本研究纳入了 1999-2004 年全国健康和营养调查(National Health and Nutrition Examination Survey,NHANES)中至少有一项 hs-cTn 检测的 10127 名成年参与者,其中包括健康参与者和推测为健康的糖尿病和糖尿病前期参与者,以研究血糖状态对 hs-cTn 分布的纯影响。采用非参数方法和自举法得出 hs-cTn 的第 99 个上限参考值和 95%CI。将有可用随访和所有 4 项 hs-cTn 检测结果的参与者纳入预后分析。采用复杂抽样设计下的 Cox 比例风险回归模型,对 hs-cTn 与全因和心脏特异性死亡率的相关性进行建模。使用 Fine-Grey 竞争风险模型评估 hs-cTn 对既定风险评分在预测心脏特异性死亡率方面的增量价值,通过时间依赖性接收器工作特征曲线(receiver operating characteristic curve,ROC)下面积(area under the curve,AUC)的 10 年评估。

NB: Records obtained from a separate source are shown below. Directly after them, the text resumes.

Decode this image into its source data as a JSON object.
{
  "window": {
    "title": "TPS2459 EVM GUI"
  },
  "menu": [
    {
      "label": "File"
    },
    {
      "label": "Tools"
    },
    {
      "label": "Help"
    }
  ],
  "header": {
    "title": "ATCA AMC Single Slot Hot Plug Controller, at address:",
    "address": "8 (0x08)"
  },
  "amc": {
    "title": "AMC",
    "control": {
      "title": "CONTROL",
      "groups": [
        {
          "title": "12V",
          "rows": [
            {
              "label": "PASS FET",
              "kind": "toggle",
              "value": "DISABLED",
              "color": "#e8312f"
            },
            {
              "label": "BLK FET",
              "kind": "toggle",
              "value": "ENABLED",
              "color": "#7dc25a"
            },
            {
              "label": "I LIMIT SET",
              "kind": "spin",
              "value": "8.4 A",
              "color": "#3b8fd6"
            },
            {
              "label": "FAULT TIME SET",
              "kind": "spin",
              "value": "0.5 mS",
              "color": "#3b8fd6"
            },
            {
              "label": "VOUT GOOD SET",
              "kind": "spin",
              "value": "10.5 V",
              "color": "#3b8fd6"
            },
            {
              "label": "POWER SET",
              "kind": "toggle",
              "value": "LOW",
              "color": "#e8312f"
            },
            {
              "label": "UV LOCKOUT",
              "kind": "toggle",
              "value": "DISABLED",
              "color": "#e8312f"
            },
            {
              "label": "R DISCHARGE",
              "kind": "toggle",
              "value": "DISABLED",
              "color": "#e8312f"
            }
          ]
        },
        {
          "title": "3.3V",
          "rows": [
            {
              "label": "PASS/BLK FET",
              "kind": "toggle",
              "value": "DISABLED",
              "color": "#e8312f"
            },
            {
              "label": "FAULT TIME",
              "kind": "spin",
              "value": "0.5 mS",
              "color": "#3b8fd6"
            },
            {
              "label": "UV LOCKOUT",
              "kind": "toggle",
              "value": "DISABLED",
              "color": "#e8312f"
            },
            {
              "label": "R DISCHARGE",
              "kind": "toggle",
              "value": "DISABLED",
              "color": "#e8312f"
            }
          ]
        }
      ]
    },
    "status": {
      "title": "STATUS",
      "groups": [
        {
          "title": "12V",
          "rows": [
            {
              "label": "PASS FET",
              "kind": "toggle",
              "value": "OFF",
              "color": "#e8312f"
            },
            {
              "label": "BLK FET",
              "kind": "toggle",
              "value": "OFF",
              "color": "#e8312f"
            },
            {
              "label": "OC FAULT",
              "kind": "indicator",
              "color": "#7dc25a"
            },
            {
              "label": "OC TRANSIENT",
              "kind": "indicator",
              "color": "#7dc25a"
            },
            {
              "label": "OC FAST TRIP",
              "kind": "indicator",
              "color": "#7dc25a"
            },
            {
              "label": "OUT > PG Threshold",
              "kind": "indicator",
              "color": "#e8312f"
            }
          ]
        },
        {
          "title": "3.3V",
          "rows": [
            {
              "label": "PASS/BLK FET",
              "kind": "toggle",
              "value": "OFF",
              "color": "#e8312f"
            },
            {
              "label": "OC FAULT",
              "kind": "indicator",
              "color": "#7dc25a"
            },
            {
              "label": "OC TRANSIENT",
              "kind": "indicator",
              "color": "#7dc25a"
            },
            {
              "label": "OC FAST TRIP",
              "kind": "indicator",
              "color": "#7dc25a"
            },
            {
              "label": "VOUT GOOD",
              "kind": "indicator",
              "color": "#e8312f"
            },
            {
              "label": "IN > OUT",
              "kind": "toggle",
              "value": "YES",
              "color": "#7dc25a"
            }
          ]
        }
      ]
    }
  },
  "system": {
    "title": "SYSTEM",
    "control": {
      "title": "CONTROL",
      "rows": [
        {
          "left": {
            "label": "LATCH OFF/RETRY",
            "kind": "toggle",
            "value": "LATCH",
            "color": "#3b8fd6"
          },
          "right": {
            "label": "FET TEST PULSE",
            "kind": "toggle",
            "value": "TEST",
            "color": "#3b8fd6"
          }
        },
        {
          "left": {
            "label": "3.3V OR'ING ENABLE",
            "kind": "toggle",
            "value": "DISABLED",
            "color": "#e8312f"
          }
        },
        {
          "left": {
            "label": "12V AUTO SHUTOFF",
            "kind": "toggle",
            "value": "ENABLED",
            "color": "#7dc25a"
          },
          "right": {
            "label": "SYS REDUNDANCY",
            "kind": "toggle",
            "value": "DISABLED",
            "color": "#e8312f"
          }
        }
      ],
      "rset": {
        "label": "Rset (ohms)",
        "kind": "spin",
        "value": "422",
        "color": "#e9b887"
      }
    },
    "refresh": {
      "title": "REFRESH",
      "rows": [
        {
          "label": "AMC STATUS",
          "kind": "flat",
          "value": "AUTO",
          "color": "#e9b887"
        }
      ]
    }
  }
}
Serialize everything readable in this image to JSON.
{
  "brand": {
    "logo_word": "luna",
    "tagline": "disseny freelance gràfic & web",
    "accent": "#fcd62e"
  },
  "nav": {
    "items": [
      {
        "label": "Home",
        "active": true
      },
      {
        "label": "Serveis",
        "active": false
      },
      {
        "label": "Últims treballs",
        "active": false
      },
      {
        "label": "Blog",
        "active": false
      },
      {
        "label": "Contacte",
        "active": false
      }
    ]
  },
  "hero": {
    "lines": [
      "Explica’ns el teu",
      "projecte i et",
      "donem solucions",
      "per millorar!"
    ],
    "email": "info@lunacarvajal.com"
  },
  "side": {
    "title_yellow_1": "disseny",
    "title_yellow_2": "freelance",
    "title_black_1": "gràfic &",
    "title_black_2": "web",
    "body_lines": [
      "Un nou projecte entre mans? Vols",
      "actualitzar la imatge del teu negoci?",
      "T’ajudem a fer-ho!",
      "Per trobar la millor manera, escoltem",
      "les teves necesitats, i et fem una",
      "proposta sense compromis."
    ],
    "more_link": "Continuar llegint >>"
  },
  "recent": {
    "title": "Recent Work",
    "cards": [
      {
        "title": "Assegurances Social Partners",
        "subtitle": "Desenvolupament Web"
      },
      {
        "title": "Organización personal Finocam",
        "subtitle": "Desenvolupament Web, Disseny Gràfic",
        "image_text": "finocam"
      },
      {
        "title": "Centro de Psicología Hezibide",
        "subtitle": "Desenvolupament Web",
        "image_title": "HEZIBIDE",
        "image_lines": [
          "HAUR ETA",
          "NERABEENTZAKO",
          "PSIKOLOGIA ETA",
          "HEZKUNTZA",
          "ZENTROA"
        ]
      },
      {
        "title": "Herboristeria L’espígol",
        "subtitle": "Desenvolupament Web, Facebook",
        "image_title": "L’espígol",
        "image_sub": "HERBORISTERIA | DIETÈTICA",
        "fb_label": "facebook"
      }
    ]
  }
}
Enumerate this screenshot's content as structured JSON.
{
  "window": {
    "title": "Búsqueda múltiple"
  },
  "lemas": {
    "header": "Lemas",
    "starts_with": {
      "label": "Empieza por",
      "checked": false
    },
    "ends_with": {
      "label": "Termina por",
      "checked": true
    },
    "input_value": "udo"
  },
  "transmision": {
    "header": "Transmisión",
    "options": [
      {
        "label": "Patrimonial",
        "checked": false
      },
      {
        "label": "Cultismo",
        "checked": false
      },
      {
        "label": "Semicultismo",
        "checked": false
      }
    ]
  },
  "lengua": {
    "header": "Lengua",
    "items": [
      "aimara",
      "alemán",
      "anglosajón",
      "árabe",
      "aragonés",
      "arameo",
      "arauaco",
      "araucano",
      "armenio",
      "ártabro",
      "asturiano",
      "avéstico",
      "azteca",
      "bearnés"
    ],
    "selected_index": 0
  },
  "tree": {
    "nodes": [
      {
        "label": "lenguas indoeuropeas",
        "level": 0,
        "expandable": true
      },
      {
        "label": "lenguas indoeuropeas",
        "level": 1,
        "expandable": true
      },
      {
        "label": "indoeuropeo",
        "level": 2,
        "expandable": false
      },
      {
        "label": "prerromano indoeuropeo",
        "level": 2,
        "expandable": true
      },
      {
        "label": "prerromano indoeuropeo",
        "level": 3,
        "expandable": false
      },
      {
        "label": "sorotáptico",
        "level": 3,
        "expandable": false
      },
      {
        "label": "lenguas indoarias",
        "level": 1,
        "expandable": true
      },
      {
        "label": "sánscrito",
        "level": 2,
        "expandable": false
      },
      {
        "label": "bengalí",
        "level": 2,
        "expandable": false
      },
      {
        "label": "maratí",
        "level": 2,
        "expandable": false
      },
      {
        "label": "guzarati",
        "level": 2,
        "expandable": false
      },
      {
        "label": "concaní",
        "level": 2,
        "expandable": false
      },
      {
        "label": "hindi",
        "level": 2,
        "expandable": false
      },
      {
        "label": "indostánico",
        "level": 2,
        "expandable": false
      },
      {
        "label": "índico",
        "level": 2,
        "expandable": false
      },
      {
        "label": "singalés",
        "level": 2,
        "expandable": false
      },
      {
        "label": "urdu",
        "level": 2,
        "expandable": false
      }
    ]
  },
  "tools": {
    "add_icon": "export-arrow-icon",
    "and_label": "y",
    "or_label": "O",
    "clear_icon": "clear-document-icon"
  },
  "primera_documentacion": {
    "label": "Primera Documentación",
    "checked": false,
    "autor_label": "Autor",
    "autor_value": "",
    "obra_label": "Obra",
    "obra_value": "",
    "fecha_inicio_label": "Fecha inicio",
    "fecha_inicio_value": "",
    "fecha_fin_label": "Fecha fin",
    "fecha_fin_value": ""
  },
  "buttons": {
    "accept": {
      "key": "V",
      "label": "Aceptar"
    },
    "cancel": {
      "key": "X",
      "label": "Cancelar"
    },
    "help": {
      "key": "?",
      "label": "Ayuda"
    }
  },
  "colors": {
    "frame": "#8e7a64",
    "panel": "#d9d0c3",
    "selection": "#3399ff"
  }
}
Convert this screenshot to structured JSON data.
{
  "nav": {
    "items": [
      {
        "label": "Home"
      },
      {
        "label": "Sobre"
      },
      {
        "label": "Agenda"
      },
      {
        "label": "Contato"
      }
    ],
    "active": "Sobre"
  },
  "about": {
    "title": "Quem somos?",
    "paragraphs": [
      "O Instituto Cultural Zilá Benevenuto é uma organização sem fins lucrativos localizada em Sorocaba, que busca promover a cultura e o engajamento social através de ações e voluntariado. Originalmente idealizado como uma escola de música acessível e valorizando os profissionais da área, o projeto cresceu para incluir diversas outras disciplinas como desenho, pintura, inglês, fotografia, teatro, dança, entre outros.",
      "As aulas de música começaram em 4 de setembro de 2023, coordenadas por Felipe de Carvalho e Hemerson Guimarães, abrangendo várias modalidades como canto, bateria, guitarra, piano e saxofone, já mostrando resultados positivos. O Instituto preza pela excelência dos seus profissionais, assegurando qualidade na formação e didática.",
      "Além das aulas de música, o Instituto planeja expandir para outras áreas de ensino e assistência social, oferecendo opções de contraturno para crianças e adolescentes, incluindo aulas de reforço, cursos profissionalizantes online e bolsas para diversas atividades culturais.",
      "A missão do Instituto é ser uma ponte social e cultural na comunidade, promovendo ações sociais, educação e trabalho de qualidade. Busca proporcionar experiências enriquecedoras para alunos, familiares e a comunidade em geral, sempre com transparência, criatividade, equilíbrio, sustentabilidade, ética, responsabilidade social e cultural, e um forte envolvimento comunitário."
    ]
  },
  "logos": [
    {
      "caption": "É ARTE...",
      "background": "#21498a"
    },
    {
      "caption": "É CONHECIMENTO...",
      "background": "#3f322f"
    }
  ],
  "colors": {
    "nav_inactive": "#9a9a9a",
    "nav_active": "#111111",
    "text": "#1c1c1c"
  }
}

在预后分析中纳入的 9714 名参与者中,5946 名(61.2%)血糖正常,2172 名(22.4%)为糖尿病前期,1596 名(16.4%)为糖尿病。高血糖人群比血糖正常人群年龄更大,但性别和种族/民族相似。在中位随访 16.8 年期间,hs-cTnT 和 hs-cTnI 在血糖状态下均与全因和心脏特异性死亡率独立相关。在糖尿病人群中,hs-cTnT 和 hs-cTnI(雅培)浓度每增加 1 个标准差的校正风险比分别为 1.77(95%CI 1.48-2.12;P<0.001)和 1.83(95%CI 1.33-2.53;P<0.001),与心脏特异性死亡率相关。仅在糖尿病人群中,添加 hs-cTnT(AUC 差异:0.062;95%CI 0.038-0.086;P<0.001)或 hs-cTnI(雅培)(AUC 差异:0.071;95%CI 0.046-0.097;P<0.001)均可显著提高风险评分的区分能力;将 hs-cTnI 纳入评分后,评分结合 hs-cTnT 的 AUC 将进一步提高(0.018;95%CI 0.006-0.029;P=0.002)。推测为健康的糖尿病人群的 hs-cTnT 第 99 百分位数高于健康人群,且 95%CI 无重叠,但两人群的 hs-cTnI 第 99 百分位数非常接近,95%CI 广泛重叠。
hs-cTnT 和 hs-cTnI 在血糖状态下均具有一致的预后相关性,但仅在高血糖人群中具有增量预测价值。hs-cTnT 第 99 百分位数对糖尿病的敏感性以及 hs-cTnI 对糖尿病心血管风险分层中 hs-cTnT 的附加价值表明,hs-cTnT 和 hs-cTnI 可能与血糖状态存在不同的相关性,但需要进一步的研究来阐明高血糖与 hs-cTn 之间的相互作用。